Honestly even if Microsoft were trustworthy this is too much power for anyone. I actually like the recall feature but it would require a fully open source code to trust.

[–] Spotlight7573@lemmy.world 22 points 2 months ago (1 children)

I feel like even if it was open-source, it would still be too big of a target for malware and data exfiltration to ever be justified for most people.

[–] Lostbuddy@lemmy.dbzer0.com 16 points 2 months ago* (last edited 2 months ago)

It's a national security risk https://www.helpnetsecurity.com/2024/06/05/totalrecall-windows-recall-abuse/)

"During testing this with an off the shelf infostealer, I used Microsoft Defender for Endpoint — which detected the off the shelve infostealer — but by the time the automated remediation kicked in (which took over ten minutes) my Recall data was already long gone.”
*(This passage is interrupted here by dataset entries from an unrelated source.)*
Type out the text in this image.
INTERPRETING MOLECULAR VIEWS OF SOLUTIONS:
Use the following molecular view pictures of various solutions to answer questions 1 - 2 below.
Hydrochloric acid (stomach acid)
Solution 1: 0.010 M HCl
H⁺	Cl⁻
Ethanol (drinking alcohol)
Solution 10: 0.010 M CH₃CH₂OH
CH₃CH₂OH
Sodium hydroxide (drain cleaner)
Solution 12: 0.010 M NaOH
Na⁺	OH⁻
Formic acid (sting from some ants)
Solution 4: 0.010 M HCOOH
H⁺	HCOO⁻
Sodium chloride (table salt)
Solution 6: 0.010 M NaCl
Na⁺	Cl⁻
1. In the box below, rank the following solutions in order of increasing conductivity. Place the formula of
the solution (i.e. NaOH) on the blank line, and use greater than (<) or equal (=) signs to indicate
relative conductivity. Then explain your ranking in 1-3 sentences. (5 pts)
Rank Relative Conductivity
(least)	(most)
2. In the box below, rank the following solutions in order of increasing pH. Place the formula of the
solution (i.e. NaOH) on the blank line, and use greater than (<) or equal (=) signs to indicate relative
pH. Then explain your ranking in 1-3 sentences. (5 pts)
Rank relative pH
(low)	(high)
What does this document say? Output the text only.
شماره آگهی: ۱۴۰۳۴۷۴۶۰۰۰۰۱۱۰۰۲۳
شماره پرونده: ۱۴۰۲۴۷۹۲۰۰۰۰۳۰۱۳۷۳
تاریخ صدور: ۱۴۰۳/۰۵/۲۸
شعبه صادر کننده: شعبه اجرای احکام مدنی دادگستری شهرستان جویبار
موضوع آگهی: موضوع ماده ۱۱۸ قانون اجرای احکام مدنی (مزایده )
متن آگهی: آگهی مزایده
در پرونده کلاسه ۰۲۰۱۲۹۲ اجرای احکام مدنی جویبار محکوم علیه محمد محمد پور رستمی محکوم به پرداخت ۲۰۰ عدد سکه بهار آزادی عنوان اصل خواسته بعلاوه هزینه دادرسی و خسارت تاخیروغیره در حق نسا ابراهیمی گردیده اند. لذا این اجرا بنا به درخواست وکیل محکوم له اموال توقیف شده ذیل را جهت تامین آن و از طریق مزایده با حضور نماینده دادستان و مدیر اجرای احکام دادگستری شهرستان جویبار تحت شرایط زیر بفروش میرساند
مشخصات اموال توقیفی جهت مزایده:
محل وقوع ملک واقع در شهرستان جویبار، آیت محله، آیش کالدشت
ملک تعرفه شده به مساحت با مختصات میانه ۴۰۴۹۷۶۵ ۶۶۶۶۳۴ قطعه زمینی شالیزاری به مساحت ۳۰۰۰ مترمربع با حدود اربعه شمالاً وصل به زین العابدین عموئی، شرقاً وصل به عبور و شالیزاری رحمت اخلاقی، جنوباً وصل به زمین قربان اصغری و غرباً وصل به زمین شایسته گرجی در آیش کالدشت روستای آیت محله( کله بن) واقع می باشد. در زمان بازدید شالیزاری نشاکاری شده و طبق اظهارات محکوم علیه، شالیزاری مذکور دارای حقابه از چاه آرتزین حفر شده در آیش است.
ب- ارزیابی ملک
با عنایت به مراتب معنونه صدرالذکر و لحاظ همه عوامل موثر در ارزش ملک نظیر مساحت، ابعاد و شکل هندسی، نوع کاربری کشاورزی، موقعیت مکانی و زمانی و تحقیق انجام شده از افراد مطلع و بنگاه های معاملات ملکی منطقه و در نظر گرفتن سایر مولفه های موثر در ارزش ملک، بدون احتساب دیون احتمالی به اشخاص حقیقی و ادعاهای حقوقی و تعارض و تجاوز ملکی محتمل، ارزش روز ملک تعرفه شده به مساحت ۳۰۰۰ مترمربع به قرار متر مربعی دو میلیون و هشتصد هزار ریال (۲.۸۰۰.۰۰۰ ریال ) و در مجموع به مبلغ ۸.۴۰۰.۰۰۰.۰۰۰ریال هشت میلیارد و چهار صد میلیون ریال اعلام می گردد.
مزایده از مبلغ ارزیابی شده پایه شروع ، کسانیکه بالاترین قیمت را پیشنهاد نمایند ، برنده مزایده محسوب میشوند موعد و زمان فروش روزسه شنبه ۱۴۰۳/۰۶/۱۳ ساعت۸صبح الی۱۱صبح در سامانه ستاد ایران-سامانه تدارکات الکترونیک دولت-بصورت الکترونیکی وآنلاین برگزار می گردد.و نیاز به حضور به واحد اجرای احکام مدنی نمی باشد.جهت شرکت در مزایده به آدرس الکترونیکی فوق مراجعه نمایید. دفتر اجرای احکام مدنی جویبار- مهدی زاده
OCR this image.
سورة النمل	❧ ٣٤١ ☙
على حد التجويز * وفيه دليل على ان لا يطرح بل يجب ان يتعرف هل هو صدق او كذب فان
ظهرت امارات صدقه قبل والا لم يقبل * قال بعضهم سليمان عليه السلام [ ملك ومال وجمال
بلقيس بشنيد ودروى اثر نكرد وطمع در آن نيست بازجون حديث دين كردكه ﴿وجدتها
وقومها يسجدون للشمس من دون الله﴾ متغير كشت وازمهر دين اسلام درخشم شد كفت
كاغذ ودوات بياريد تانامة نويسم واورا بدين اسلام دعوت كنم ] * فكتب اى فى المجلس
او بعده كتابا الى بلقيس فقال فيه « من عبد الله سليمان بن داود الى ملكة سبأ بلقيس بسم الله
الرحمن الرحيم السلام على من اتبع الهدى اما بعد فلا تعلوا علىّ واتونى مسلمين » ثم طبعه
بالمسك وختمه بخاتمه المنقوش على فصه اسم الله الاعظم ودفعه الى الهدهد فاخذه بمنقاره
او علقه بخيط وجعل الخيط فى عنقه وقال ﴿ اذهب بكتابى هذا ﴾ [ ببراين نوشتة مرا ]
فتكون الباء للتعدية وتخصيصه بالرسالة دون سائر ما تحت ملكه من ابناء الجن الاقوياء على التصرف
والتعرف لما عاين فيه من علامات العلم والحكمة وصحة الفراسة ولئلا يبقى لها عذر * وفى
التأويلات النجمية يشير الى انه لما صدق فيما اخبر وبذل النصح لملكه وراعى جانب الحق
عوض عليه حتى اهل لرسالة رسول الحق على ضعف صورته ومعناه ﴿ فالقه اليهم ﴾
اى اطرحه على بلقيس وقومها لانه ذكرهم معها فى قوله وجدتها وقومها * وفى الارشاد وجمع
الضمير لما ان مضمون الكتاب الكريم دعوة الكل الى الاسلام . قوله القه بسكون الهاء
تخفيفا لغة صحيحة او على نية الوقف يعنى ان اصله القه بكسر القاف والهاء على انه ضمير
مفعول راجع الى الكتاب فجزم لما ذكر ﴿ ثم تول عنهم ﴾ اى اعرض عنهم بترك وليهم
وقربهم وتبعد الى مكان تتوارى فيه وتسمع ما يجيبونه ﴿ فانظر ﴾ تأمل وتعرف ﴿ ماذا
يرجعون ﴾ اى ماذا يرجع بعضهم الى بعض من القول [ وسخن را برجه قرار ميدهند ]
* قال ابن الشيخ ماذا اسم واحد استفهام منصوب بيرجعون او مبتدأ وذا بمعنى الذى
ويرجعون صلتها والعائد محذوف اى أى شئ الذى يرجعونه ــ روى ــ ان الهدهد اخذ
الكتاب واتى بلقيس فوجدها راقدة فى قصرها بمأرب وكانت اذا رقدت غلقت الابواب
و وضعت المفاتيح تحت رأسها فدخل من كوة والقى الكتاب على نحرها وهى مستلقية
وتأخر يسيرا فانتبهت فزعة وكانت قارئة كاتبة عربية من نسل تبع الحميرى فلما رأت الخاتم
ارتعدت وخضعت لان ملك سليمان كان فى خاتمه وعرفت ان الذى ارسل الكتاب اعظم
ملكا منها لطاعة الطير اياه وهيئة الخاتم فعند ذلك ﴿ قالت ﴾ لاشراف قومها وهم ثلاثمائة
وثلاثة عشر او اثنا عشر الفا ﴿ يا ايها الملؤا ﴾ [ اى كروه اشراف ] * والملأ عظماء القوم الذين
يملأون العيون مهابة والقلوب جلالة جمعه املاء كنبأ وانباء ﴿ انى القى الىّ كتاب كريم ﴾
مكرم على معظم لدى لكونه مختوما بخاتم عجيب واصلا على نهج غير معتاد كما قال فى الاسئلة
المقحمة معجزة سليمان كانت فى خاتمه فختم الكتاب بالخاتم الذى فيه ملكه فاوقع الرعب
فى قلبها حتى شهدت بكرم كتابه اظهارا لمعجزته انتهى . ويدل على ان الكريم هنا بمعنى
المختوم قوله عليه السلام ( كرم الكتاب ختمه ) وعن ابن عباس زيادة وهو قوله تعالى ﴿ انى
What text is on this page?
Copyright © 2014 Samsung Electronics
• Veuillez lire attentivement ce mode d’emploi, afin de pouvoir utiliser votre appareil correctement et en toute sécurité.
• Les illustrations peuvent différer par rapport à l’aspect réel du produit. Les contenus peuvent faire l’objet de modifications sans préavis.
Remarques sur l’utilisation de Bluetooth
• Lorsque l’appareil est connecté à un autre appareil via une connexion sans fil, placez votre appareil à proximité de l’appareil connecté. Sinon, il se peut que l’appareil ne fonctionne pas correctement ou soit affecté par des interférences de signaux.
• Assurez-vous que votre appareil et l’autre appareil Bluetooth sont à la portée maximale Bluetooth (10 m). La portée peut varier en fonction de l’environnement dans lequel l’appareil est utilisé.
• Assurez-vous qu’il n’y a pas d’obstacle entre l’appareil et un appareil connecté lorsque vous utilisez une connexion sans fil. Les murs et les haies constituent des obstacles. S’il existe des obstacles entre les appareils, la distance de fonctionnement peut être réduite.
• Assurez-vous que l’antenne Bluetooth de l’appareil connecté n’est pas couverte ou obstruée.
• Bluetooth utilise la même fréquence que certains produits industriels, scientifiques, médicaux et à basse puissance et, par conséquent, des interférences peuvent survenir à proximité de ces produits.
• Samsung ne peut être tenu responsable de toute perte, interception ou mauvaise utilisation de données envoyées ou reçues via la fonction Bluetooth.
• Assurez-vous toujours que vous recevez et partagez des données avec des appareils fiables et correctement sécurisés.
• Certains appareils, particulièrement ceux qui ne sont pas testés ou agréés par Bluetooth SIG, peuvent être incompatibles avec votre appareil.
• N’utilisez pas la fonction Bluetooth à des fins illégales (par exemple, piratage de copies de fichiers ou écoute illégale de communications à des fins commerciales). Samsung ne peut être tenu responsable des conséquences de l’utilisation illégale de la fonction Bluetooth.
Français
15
[–] EngineerGaming@feddit.nl 10 points 2 months ago

Even with a fully open-source implementation, that thing tells on you more than normal system logs. I like it being called "privacy bomb" - waiting to give extra data to whoever gets into the computer.

[–] lemmyvore@feddit.nl 5 points 2 months ago

this is too much power for anyone

Unfortunately by the time a service does this they've already got you by the balls and they know it. This is essentially Microsoft telling the world "what are you gonna do, not use Windows?" Because for most of the world that's not really an option.